Let’s start off by saying that this is a more difficult technique to fish at a consistent depth. It requires a deft touch on the cast, on the mend and on the swing to manage depth, plus it takes the right kind of fly and leader. It is easier to swing a sinktip and manage depth than to use a deep wet fly swing, so the learning will come with its share of frustration.

This method doesn’t work if the fly cannot sink fast on its own and then stay down. The key elements are a heavy, up eye hook, a low set wing and a very sparse hackle or collar. Heavily dressed, light flies will not get down nor stay down. Weighted flies will do the job, but they are hard to consistently cast on a long leader. Here’s an example of an unweighted fly that will sink close to a rate of nine inches per second and its low set wing will keep it down thanks to the slight amount of downforce being created. This fly is so effective at getting down that there are some runs it actually snags up too often unless I really shorten up the leader.


To get the best bang out of the fly, the leaders need to be both long and skinny, typically 15’ or more. My typical long leaders start with a 15 lb. butt section and taper down to 8 or 10 lb. tippet. If you’re worried about the 15 lb. cutting into soft fly line loops, then start with a short piece of 25 or 30 lb. as a transition. I always make my leaders out of fluorocarbon as it is denser than mono and sinks well on its own. Sometimes mono can get trapped in the surface film and actually impede the sink of the fly.

Once we have a fly that will get down and stay down, tied on the end of a long, skinny, fluorocarbon leader, we then need to be able to cast and swing it at depth.

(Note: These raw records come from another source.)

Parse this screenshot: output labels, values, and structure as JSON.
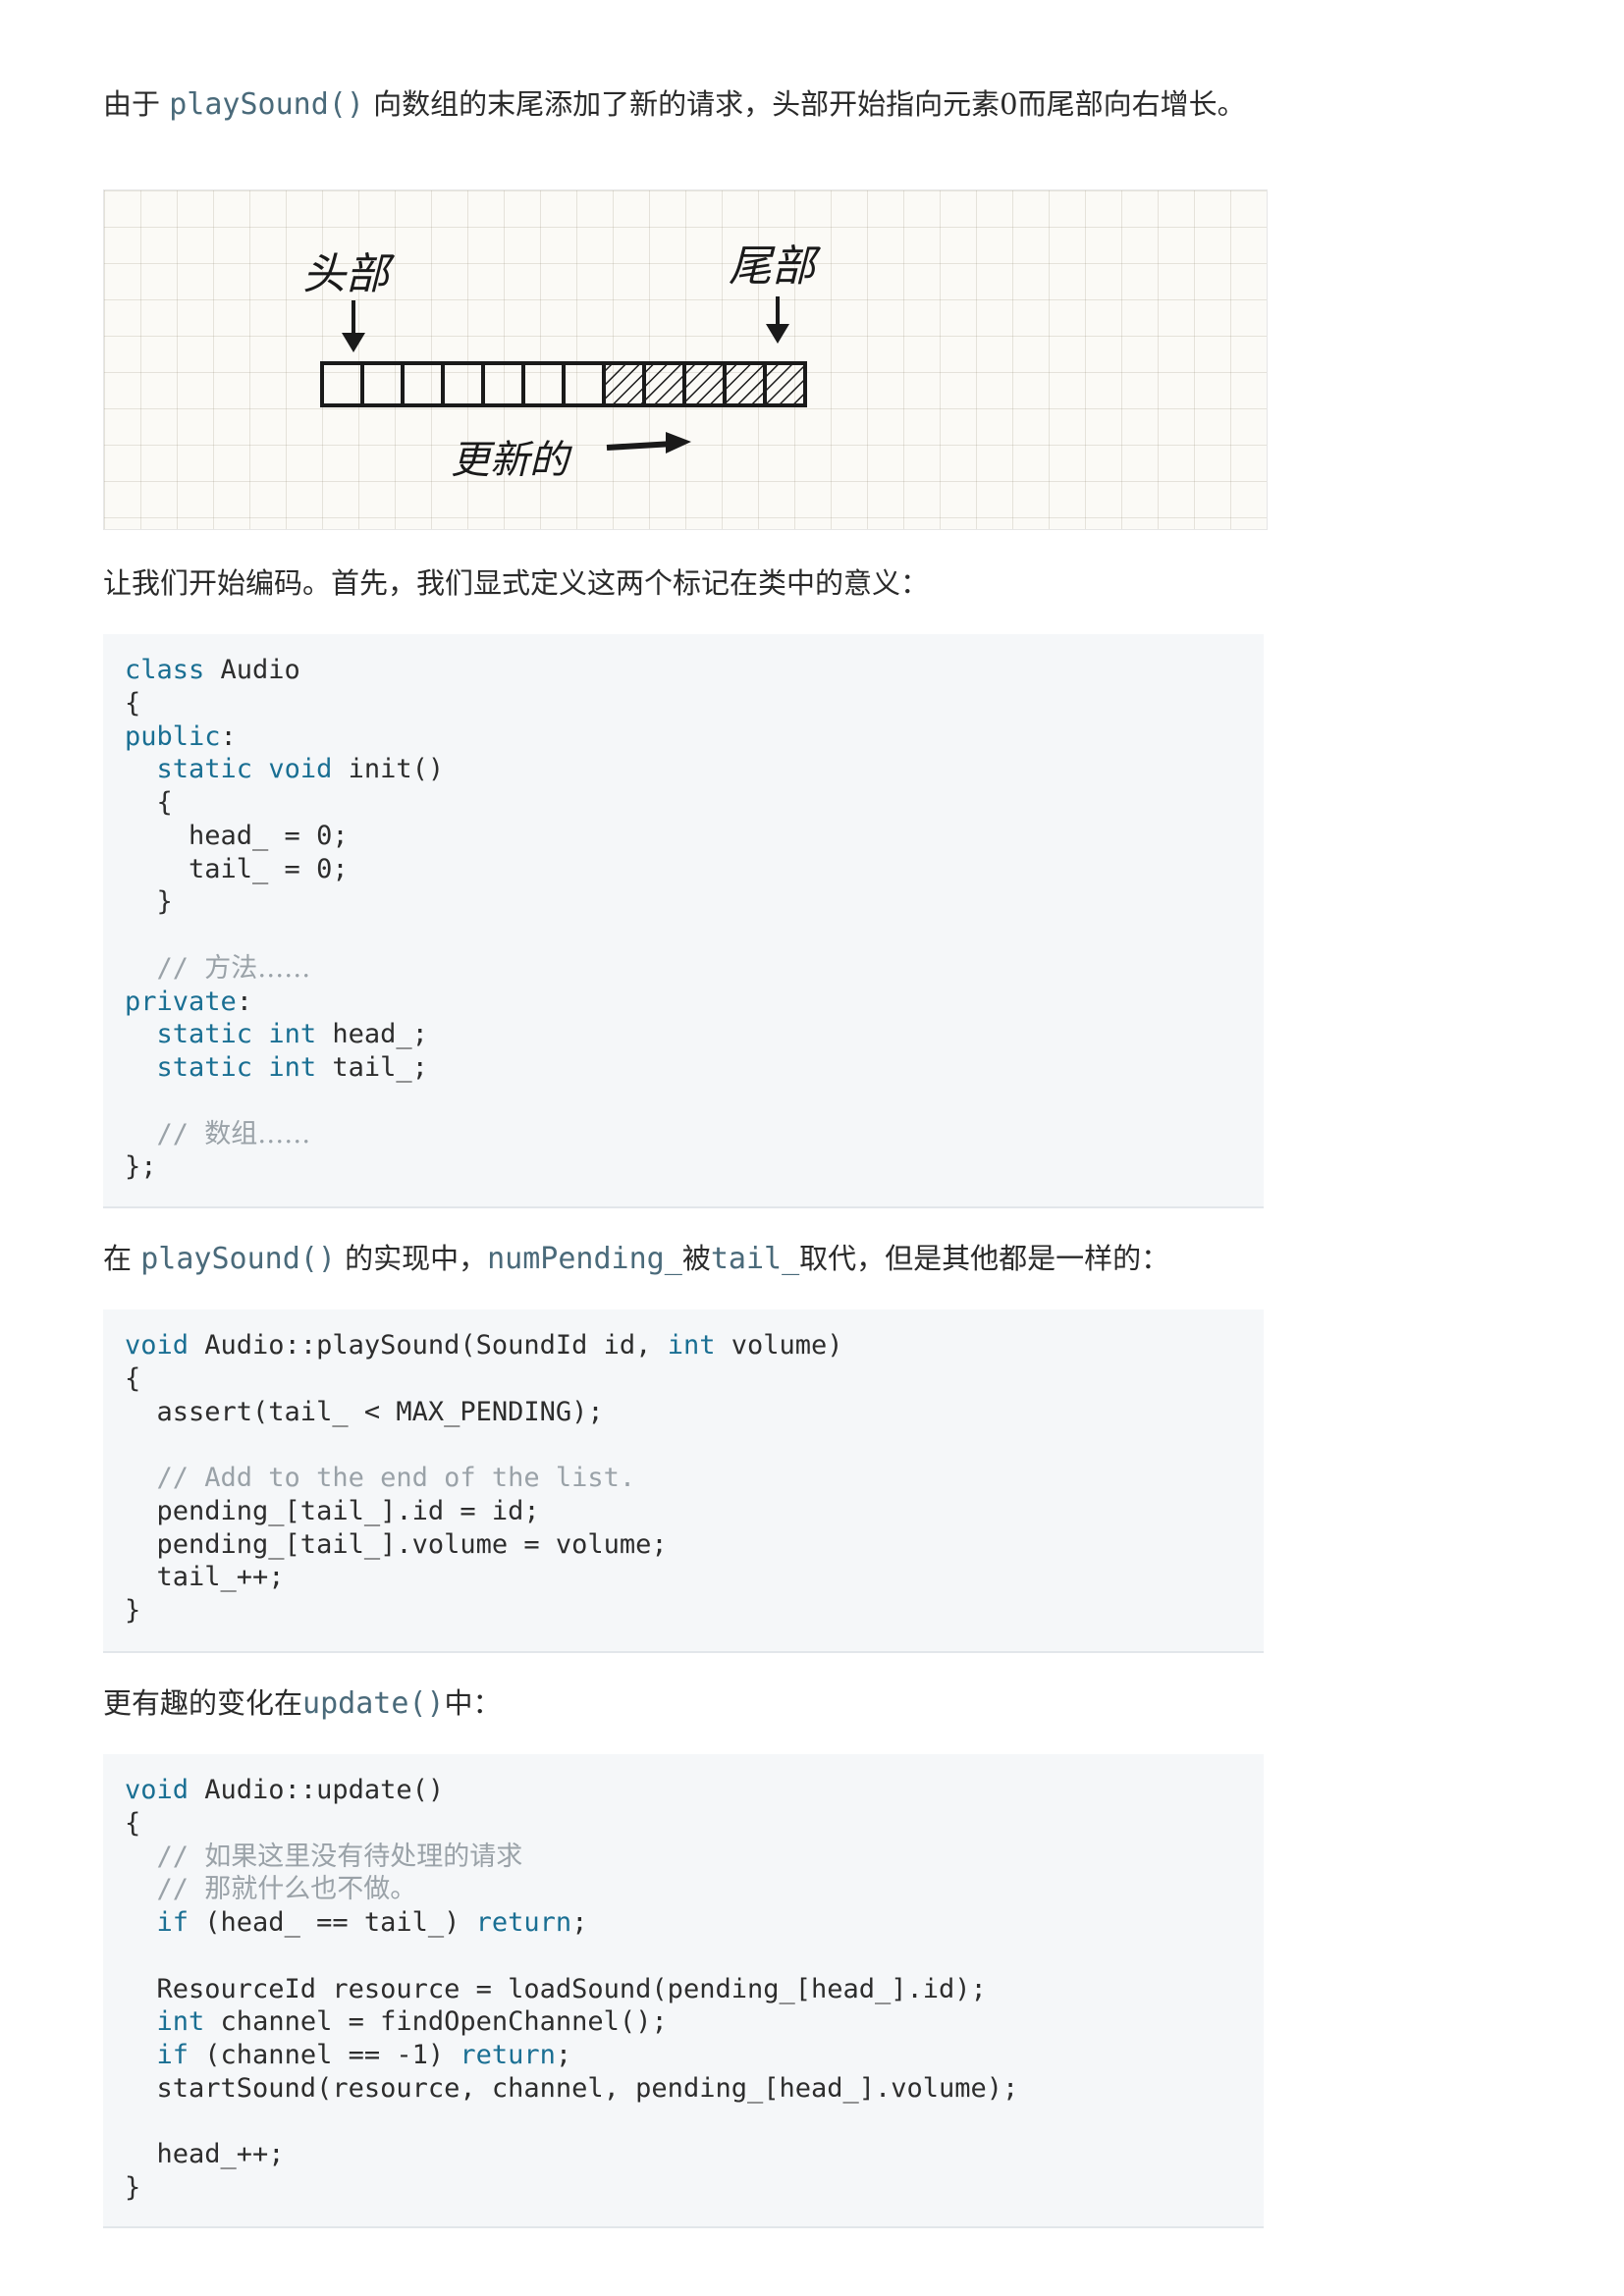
{
  "paragraphs": {
    "p1": [
      {
        "t": "由于 ",
        "k": "text"
      },
      {
        "t": "playSound()",
        "k": "code"
      },
      {
        "t": " 向数组的末尾添加了新的请求，头部开始指向元素0而尾部向右增长。",
        "k": "text"
      }
    ],
    "p2": [
      {
        "t": "让我们开始编码。首先，我们显式定义这两个标记在类中的意义：",
        "k": "text"
      }
    ],
    "p3": [
      {
        "t": "在 ",
        "k": "text"
      },
      {
        "t": "playSound()",
        "k": "code"
      },
      {
        "t": " 的实现中，",
        "k": "text"
      },
      {
        "t": "numPending_",
        "k": "code"
      },
      {
        "t": "被",
        "k": "text"
      },
      {
        "t": "tail_",
        "k": "code"
      },
      {
        "t": "取代，但是其他都是一样的：",
        "k": "text"
      }
    ],
    "p4": [
      {
        "t": "更有趣的变化在",
        "k": "text"
      },
      {
        "t": "update()",
        "k": "code"
      },
      {
        "t": "中：",
        "k": "text"
      }
    ]
  },
  "figure": {
    "head_label": "头部",
    "tail_label": "尾部",
    "newer_label": "更新的",
    "cell_count": 12,
    "empty_cells": 7,
    "filled_cells": 5
  },
  "code_blocks": {
    "audio_class": [
      [
        [
          "class",
          "kw"
        ],
        [
          " Audio",
          ""
        ]
      ],
      [
        [
          "{",
          ""
        ]
      ],
      [
        [
          "public",
          "kw"
        ],
        [
          ":",
          ""
        ]
      ],
      [
        [
          "  ",
          ""
        ],
        [
          "static",
          "kw"
        ],
        [
          " ",
          ""
        ],
        [
          "void",
          "kw"
        ],
        [
          " init()",
          ""
        ]
      ],
      [
        [
          "  {",
          ""
        ]
      ],
      [
        [
          "    head_ = 0;",
          ""
        ]
      ],
      [
        [
          "    tail_ = 0;",
          ""
        ]
      ],
      [
        [
          "  }",
          ""
        ]
      ],
      [
        [
          "",
          ""
        ]
      ],
      [
        [
          "  ",
          ""
        ],
        [
          "// ",
          "cm"
        ],
        [
          "方法……",
          "cmcn"
        ]
      ],
      [
        [
          "private",
          "kw"
        ],
        [
          ":",
          ""
        ]
      ],
      [
        [
          "  ",
          ""
        ],
        [
          "static",
          "kw"
        ],
        [
          " ",
          ""
        ],
        [
          "int",
          "kw"
        ],
        [
          " head_;",
          ""
        ]
      ],
      [
        [
          "  ",
          ""
        ],
        [
          "static",
          "kw"
        ],
        [
          " ",
          ""
        ],
        [
          "int",
          "kw"
        ],
        [
          " tail_;",
          ""
        ]
      ],
      [
        [
          "",
          ""
        ]
      ],
      [
        [
          "  ",
          ""
        ],
        [
          "// ",
          "cm"
        ],
        [
          "数组……",
          "cmcn"
        ]
      ],
      [
        [
          "};",
          ""
        ]
      ]
    ],
    "play_sound": [
      [
        [
          "void",
          "kw"
        ],
        [
          " Audio::playSound(SoundId id, ",
          ""
        ],
        [
          "int",
          "kw"
        ],
        [
          " volume)",
          ""
        ]
      ],
      [
        [
          "{",
          ""
        ]
      ],
      [
        [
          "  assert(tail_ < MAX_PENDING);",
          ""
        ]
      ],
      [
        [
          "",
          ""
        ]
      ],
      [
        [
          "  ",
          ""
        ],
        [
          "// Add to the end of the list.",
          "cm"
        ]
      ],
      [
        [
          "  pending_[tail_].id = id;",
          ""
        ]
      ],
      [
        [
          "  pending_[tail_].volume = volume;",
          ""
        ]
      ],
      [
        [
          "  tail_++;",
          ""
        ]
      ],
      [
        [
          "}",
          ""
        ]
      ]
    ],
    "update": [
      [
        [
          "void",
          "kw"
        ],
        [
          " Audio::update()",
          ""
        ]
      ],
      [
        [
          "{",
          ""
        ]
      ],
      [
        [
          "  ",
          ""
        ],
        [
          "// ",
          "cm"
        ],
        [
          "如果这里没有待处理的请求",
          "cmcn"
        ]
      ],
      [
        [
          "  ",
          ""
        ],
        [
          "// ",
          "cm"
        ],
        [
          "那就什么也不做。",
          "cmcn"
        ]
      ],
      [
        [
          "  ",
          ""
        ],
        [
          "if",
          "kw"
        ],
        [
          " (head_ == tail_) ",
          ""
        ],
        [
          "return",
          "kw"
        ],
        [
          ";",
          ""
        ]
      ],
      [
        [
          "",
          ""
        ]
      ],
      [
        [
          "  ResourceId resource = loadSound(pending_[head_].id);",
          ""
        ]
      ],
      [
        [
          "  ",
          ""
        ],
        [
          "int",
          "kw"
        ],
        [
          " channel = findOpenChannel();",
          ""
        ]
      ],
      [
        [
          "  ",
          ""
        ],
        [
          "if",
          "kw"
        ],
        [
          " (channel == -1) ",
          ""
        ],
        [
          "return",
          "kw"
        ],
        [
          ";",
          ""
        ]
      ],
      [
        [
          "  startSound(resource, channel, pending_[head_].volume);",
          ""
        ]
      ],
      [
        [
          "",
          ""
        ]
      ],
      [
        [
          "  head_++;",
          ""
        ]
      ],
      [
        [
          "}",
          ""
        ]
      ]
    ]
  }
}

How to get maximum fly sink:
  • Use the longest leader you can comfortably cast.
  • Cast more square to the current or even sightly upstream. This minimizes current lift on the leader for the first part of the swing.
  • Allow the cast to run out of gas so that there is incomplete turnover, allowing the fly to sink unimpeded.
  • Make an upstream mend to orient the line more downstream and to partially straighten out the leader. This mend should not move the fly. The line will then be more oriented parallel to the current, which will slow the swing, minimizing lift on the leader and allow the fly to sink.
  • Follow the line downstream with the rod tip, while applying minimum tension. Low tension will slow the swing and minimize current lift on the leader.

How to minimize fly sink:
  • Shorten and thicken the leader. Use a mono butt section if necessary.
  • Angle casts more downstream. These sharper angles will produce current lift on the leader immediately.
  • Have the cast come up hard on the reel, ensuring complete turnover. With the leader tight, the fly sink is restricted.
  • Do not make an upstream mend. Mend downstream if necessary to keep the fly up by increasing the swing speed. The faster the fly swings, the greater the lift on the leader, the higher the fly will swing.
  • After casting, keep the rod tip stationary or pull upstream to maximize tension. Greater tension produces higher swing speeds and greater lift on the leader, reducing fly sink.

How to adjust between maximum and minimum sink.
  • Broaden or narrow the casting angle
  • Control turnover to ether increase or decrease the free sink time of the fly
  • Judicious use of mends
  • Adjust leader length
  • Moderate swing speed via adjusting tension using the rod tip position.

It can be tough to decide which of these methods to use and by how much, so I usually start by using the maximize methods and back off from them if I’m hitting bottom and hanging up. It does take a while to dial in these methods so we have to be prepared to persevere through fishless days and lots of lost flies, but once mastered, it’s a great way to fish.